Сегодня Нелли Юрьевна Лиманская — ответственный администратор. У них так называется дежурный врач, наделенный административными полномочиями. (1200 коек, подземные и надземные переходы, мраморные холлы и конференц-залы, лаборатории, прачечные, пищеблоки, десятки километров коммуникаций — целый город.) Лифты уже не работают. Мы взлетаем на этажи и ныряем в подземные коридоры — ищем прозерин. Где-нибудь он должен быть — по теории вероятности. Мелькают лица, халаты, открываются аптечки, слюнявятся гроссбухи. Опять коридоры, какие-то залы, боксы, лестница, приемные покои. Я уже давно заблудился, но Нелли хорошо знает эту громадину и несется вперед уверенно и легко:
— У вас есть прозерин? У вас нет прозерина?
А у меня под ложечкой отъекивает:
- Хоть бы достать! Хоть бы достать!
И снова коридоры, залы, переходы и лестница. Кто-то на ходу окликает: «Нелли Юрьевна!». Круто останавливаемся, на бегу разворачиваемся. Зовет парень атлетического сложения и белоснежном халате и в крахмальной шапочке — врач-травматолог. На его громадном колене сидит маленькая девочка — ей годика три. Только что закончила реветь, но глаза еще мокрые. Молодой врач радостно возбужден: «Я вправил ей вывих в локтевом суставе. Вот рентгенограмма». На снимке действительно виден вывих. Нелли подбегает к девочке, быстрым оком сосредоточенно глядит на снимок, пытается согнуть ручку в локотке. Ручка не поддается, пружинит, девочка дергается, кричит. «Подержи ее, — шепчет Нелли гиганту-травматологу и в то же мгновение профессиональным, каким-то кошачьим движением выкручивает предплечье и дергает на себя. В локтевом суставе раздается характерный щелчок. Ручка свободно сгибается в локте. Слезы высыхают. «Молодец, хорошо вправил», — громко говорит Нелли. Родители благодарно улыбаются атлету, а мы бежим дальше. В следующем пролете я спрашиваю ее: «А если бы мы случайно не забежали?» «Да, ты знаешь, могло быть несчастье: он бы отправил ребенка на травмпункт для амбулаторного наблюдения со справкой, что вывих уже вправлен. А кто бы там стал проверять? А потом — время бы ушло и так далее…»

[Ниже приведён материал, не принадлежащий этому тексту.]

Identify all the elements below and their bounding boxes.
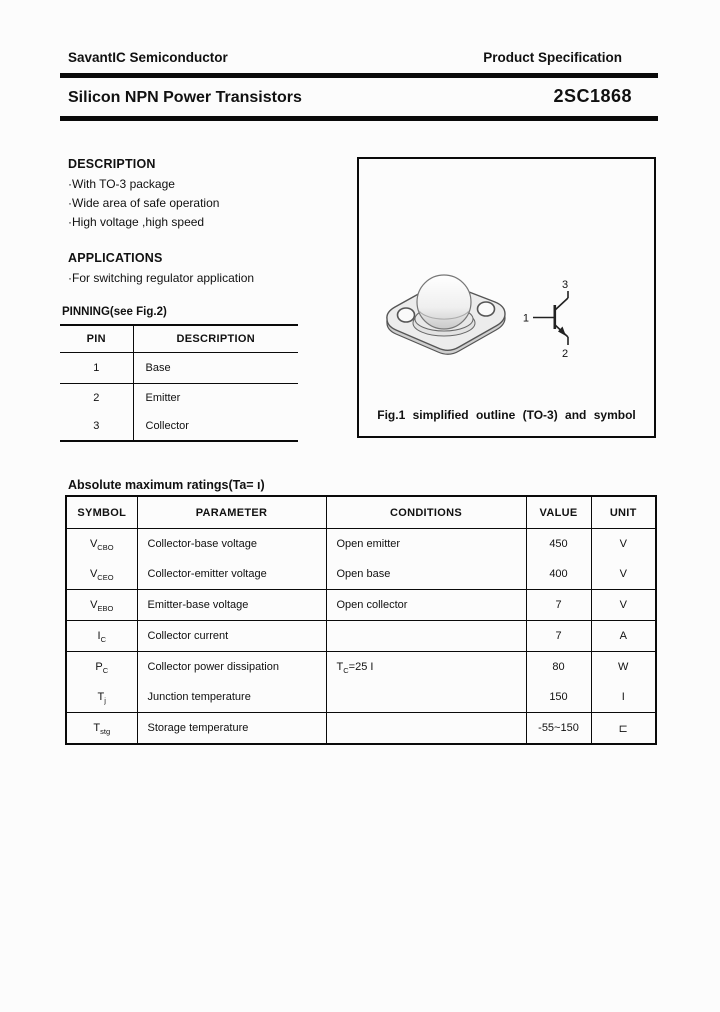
pin-label-emitter: 2 [561, 348, 569, 360]
pinning-table [60, 324, 298, 442]
pin-number-cell: 3 [93, 420, 100, 432]
to3-package-drawing [383, 269, 509, 359]
header-rule-bottom [60, 116, 658, 121]
symbol-cell: $T_{stg}$ [66, 713, 137, 745]
parameter-cell: Collector power dissipation [137, 652, 326, 683]
pin-description-cell: Collector [133, 412, 298, 441]
conditions-cell: Open collector [326, 590, 526, 621]
parameter-cell: Collector current [137, 621, 326, 652]
unit-column-header: UNIT [591, 496, 656, 529]
ratings-row-vebo [66, 590, 656, 621]
pinning-row [60, 384, 298, 413]
unit-cell: V [591, 590, 656, 621]
conditions-cell: $T_C=25$ I [326, 652, 526, 683]
description-item: ·Wide area of safe operation [68, 196, 220, 210]
pin-description-cell: Base [133, 353, 298, 384]
ratings-header-row [66, 496, 656, 529]
ratings-row-pc [66, 652, 656, 683]
ratings-row-tj [66, 682, 656, 713]
value-cell: 150 [526, 682, 591, 713]
pin-label-collector: 3 [561, 279, 569, 291]
pinning-row [60, 353, 298, 384]
npn-transistor-symbol [513, 273, 585, 361]
value-cell: -55~150 [526, 713, 591, 745]
pin-number-cell: 1 [60, 353, 133, 384]
value-cell: 450 [526, 529, 591, 560]
part-number: 2SC1868 [553, 86, 632, 106]
ratings-row-vceo [66, 559, 656, 590]
unit-cell: A [591, 621, 656, 652]
pinning-heading: PINNING(see Fig.2) [62, 306, 167, 318]
pinning-row [60, 412, 298, 441]
unit-cell: ⊏ [591, 713, 656, 745]
conditions-cell [326, 713, 526, 745]
pin-column-header: PIN [60, 325, 133, 353]
applications-item: ·For switching regulator application [68, 271, 255, 285]
pinning-header-row [60, 325, 298, 353]
description-item: ·With TO-3 package [68, 177, 175, 191]
unit-cell: V [591, 529, 656, 560]
pin-description-cell: Emitter [133, 384, 298, 413]
description-column-header: DESCRIPTION [133, 325, 298, 353]
conditions-cell: Open emitter [326, 529, 526, 560]
symbol-cell: $P_C$ [66, 652, 137, 683]
conditions-cell: Open base [326, 559, 526, 590]
product-specification-label: Product Specification [483, 50, 622, 65]
value-column-header: VALUE [526, 496, 591, 529]
unit-cell: W [591, 652, 656, 683]
conditions-column-header: CONDITIONS [326, 496, 526, 529]
parameter-cell: Collector-base voltage [137, 529, 326, 560]
parameter-cell: Junction temperature [137, 682, 326, 713]
symbol-cell: $T_j$ [66, 682, 137, 713]
description-heading: DESCRIPTION [68, 157, 156, 171]
value-cell: 80 [526, 652, 591, 683]
pin-number-cell: 2 [93, 392, 100, 404]
symbol-cell: $V_{CEO}$ [66, 559, 137, 590]
conditions-cell [326, 621, 526, 652]
product-title: Silicon NPN Power Transistors [68, 89, 302, 106]
parameter-cell: Collector-emitter voltage [137, 559, 326, 590]
ratings-row-ic [66, 621, 656, 652]
applications-heading: APPLICATIONS [68, 251, 163, 265]
symbol-column-header: SYMBOL [66, 496, 137, 529]
figure-caption: Fig.1 simplified outline (TO-3) and symbol [377, 408, 636, 422]
ratings-row-vcbo [66, 529, 656, 560]
value-cell: 7 [526, 621, 591, 652]
parameter-cell: Emitter-base voltage [137, 590, 326, 621]
pin-label-base: 1 [522, 312, 529, 325]
parameter-cell: Storage temperature [137, 713, 326, 745]
description-item: ·High voltage ,high speed [68, 215, 205, 229]
value-cell: 7 [526, 590, 591, 621]
figure-box [357, 157, 656, 438]
symbol-cell: $V_{CBO}$ [66, 529, 137, 560]
symbol-cell: $V_{EBO}$ [66, 590, 137, 621]
unit-cell: I [591, 682, 656, 713]
ratings-heading: Absolute maximum ratings(Ta= ı) [68, 478, 265, 492]
parameter-column-header: PARAMETER [137, 496, 326, 529]
symbol-cell: $I_C$ [66, 621, 137, 652]
vendor-name: SavantIC Semiconductor [68, 50, 228, 65]
conditions-cell [326, 682, 526, 713]
unit-cell: V [591, 559, 656, 590]
value-cell: 400 [526, 559, 591, 590]
ratings-table [65, 495, 657, 745]
ratings-row-tstg [66, 713, 656, 745]
header-rule-top [60, 73, 658, 78]
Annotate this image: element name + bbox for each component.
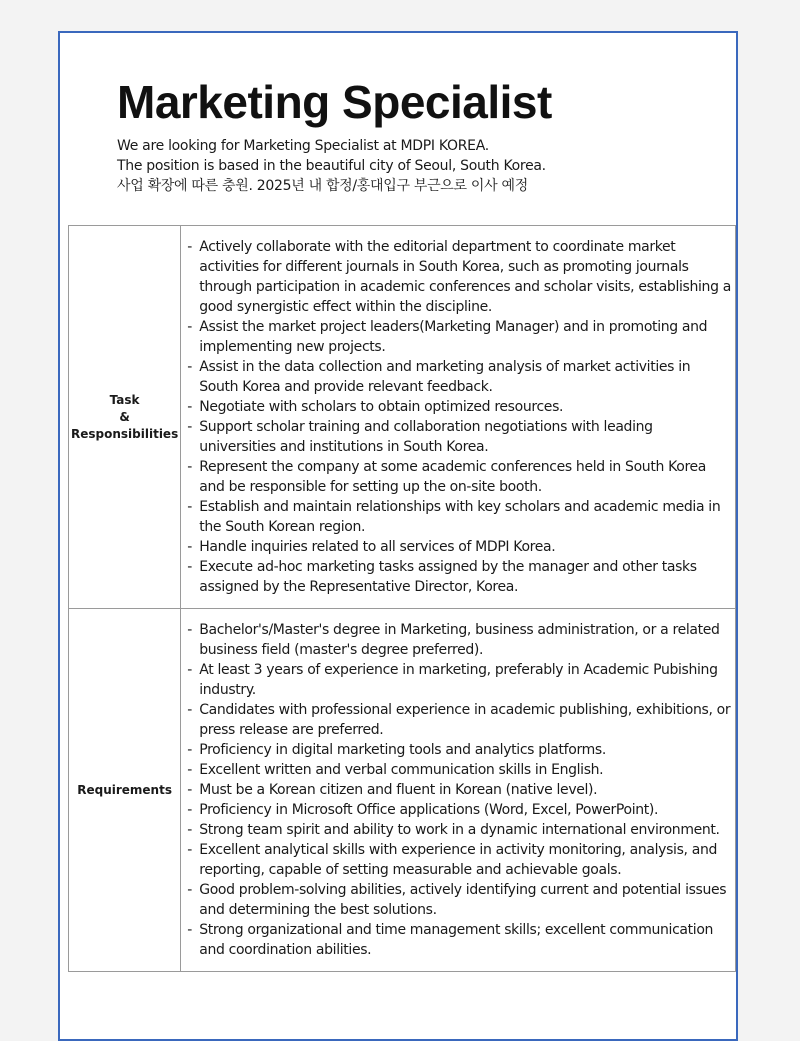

Да, черт возьми, хорошо, что мы случайно заскочили. Ей работы на несколько секунд, а девочка могла бы остаться калекой. А что делать родителям? На Нелли халат и на атлете халат. Откуда им знать, к кому обращаться. А им это и знать не положено. По месту жительства, по району обслуживания — вот куда. А там всегда какой-то белый халат и какая-то шапочка. Мысли сами прыгают в голове, а ноги по ступенькам.
На шестом этаже нашли прозерин. Хорошо, что со мной дежурный администратор. Нелли дает распоряжение, а дежурная сестра записывает его в рапортичку. Потом проводим кубик прозерина в большой бухгалтерской книге, ставим подписи, клеим рапортичку и возвращаемся в гинекологическое отделение. Пока сестра готовит шприц, пишем новую рапортичку и снова проводим кубик прозерина, но уже по графам гинекологической бухгалтерии.
Моя Вера все-таки получила лекарство. Дело сделано. А еще через два дня положение совсем стабилизируется, мне бы можно и уехать, но дочь возражает: «Папочка, не уезжай, мне без тебя страшно». Она для меня сейчас опять маленькая, и я остаюсь. Теперь, когда напряжение миновало, можно оглядеться по сторонам. Врачи и сестры меня поздравляют с выздоровлением дочери и просят проконсультировать больную из района в приемном покое (Юрия Сергеевича до сих пор нет — он все еще в Москве). В приемнике гинекологи и врачи из района, которые привезли больную. Ее осторожно кладут на каталку и везут в перевязочную. С каталки на стол не перекладывают, чтобы лишний раз не тревожить. Больная лет тридцати, мелковатая, остроносая, полусельская на вид. На лице ее вопрос, некоторый испуг, и это все. Никаких признаков катастрофы.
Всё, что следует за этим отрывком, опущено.